The US National Guard, State Troopers, Coast Guard, Air Force base, all cadet and training academies, everything was mobilized to stop what appeared to be a domestic terrorist plot from unfolding. But that was not the thing that disturbed Davis. Other than a shooting between federal agents, two members of organized crime, and a John Doe, there were absolutely no other injuries or casualties as a direct or even indirect result of these attacks. This ran completely contrary to the purpose of terrorism, which was to invoke terror. This was typically and preferably done by creating a large body count. That was not the case here. Also, the text she had seen that had been forwarded to the operations center from the Pentagon before the FBI in Boston had gone off-line seemed more like an American-style assault operation by Delta Force. Davis knew from experience that when there were strands of data that went one direction but ended up in the opposite place, there was always something bigger at hand.
“What do you think?” Cratty asked as she stealthily came up from behind Davis. To Davis’s credit, she did not jump because she was so engrossed in the data, but at the same time, she did not see Cratty at all until she was upon her.
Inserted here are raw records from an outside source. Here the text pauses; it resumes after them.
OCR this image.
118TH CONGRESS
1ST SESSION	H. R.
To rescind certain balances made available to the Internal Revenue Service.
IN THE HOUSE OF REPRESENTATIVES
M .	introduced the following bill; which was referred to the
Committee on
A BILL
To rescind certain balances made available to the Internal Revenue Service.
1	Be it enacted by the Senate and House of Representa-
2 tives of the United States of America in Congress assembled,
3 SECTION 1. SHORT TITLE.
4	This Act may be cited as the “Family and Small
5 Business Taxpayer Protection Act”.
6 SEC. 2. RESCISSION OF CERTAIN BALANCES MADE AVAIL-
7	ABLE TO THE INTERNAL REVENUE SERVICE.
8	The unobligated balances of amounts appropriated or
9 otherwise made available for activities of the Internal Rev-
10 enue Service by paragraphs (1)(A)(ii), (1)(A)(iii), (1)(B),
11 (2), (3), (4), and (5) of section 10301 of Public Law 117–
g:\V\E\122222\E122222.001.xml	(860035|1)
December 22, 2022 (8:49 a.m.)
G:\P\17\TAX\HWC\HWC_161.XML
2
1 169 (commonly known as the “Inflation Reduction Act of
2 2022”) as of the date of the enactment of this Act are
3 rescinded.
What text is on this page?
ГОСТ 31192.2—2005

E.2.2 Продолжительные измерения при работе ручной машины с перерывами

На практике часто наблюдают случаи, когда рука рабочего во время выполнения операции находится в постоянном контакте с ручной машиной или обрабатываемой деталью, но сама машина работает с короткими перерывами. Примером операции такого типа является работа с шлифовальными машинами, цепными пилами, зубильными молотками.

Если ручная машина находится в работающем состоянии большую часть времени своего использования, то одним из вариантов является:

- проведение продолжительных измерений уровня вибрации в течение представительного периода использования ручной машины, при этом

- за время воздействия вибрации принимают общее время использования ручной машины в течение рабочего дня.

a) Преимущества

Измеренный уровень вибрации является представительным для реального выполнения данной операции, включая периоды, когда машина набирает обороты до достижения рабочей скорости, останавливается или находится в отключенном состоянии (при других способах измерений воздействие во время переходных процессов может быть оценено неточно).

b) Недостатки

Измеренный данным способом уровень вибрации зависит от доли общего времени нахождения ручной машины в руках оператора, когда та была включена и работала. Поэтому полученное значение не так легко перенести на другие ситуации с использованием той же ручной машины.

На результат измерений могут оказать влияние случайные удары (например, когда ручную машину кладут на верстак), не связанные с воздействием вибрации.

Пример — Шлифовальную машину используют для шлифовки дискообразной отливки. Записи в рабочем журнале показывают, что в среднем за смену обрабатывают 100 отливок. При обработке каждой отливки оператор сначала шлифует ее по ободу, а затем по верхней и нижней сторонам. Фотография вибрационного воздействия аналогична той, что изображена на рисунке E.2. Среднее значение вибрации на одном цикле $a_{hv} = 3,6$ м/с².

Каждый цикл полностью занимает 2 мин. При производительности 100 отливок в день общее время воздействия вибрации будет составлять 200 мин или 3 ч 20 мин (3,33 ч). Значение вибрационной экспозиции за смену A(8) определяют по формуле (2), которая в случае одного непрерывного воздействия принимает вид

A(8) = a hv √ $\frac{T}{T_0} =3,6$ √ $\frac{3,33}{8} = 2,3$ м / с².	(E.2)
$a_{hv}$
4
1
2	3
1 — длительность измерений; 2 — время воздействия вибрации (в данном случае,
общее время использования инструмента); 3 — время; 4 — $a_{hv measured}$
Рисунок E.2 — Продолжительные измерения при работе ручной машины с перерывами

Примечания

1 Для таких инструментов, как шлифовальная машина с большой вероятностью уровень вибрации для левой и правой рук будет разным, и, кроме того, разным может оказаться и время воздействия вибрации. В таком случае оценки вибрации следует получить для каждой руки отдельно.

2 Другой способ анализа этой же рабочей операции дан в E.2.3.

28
So much for my ninja-like reflexes
, Davis thought.
“I’m not liking it,” Davis responded. Davis turned and took a good look at Cratty. She really did look like shit, Davis had to admit.
“What bothers you about it?” Cratty asked. It was a genuine question. As much as Davis did not personally like Cratty, she admired Cratty’s willingness to ask questions without always needing the answers. “A sign of a good leader is having your people work for you and think it through, not you doing all the thinking for them,” Helms would always say. Davis’s response was “I don’t have time for babysitting.”
“No injuries. No casualties. No body count. All the components of a full-scale terrorist assault with local, national, and global news coverage, and absolutely no one hurt. How does that happen unless it’s planned. And if it’s planned, who would want to do that on a large scale, and why?”
“There is another problem,” Cratty added. Without waiting for a response, she continued, “One of our more senior field agents was scheduled to make contact with his team. He’s disappeared, and his crew are MIA. He was also scheduled to come in for a debriefing at the beginning of the shift, and he was a no-show. I have a team going to his home just to check up on him. The description of the situation in North Reading with that shoot-out sounds like that could be a connection. After they check the house, they are going to see the body and check the crime scene. Before the bureau went dark, they were lead on the shooting, so we are trying to get a hold of the deputy over there.”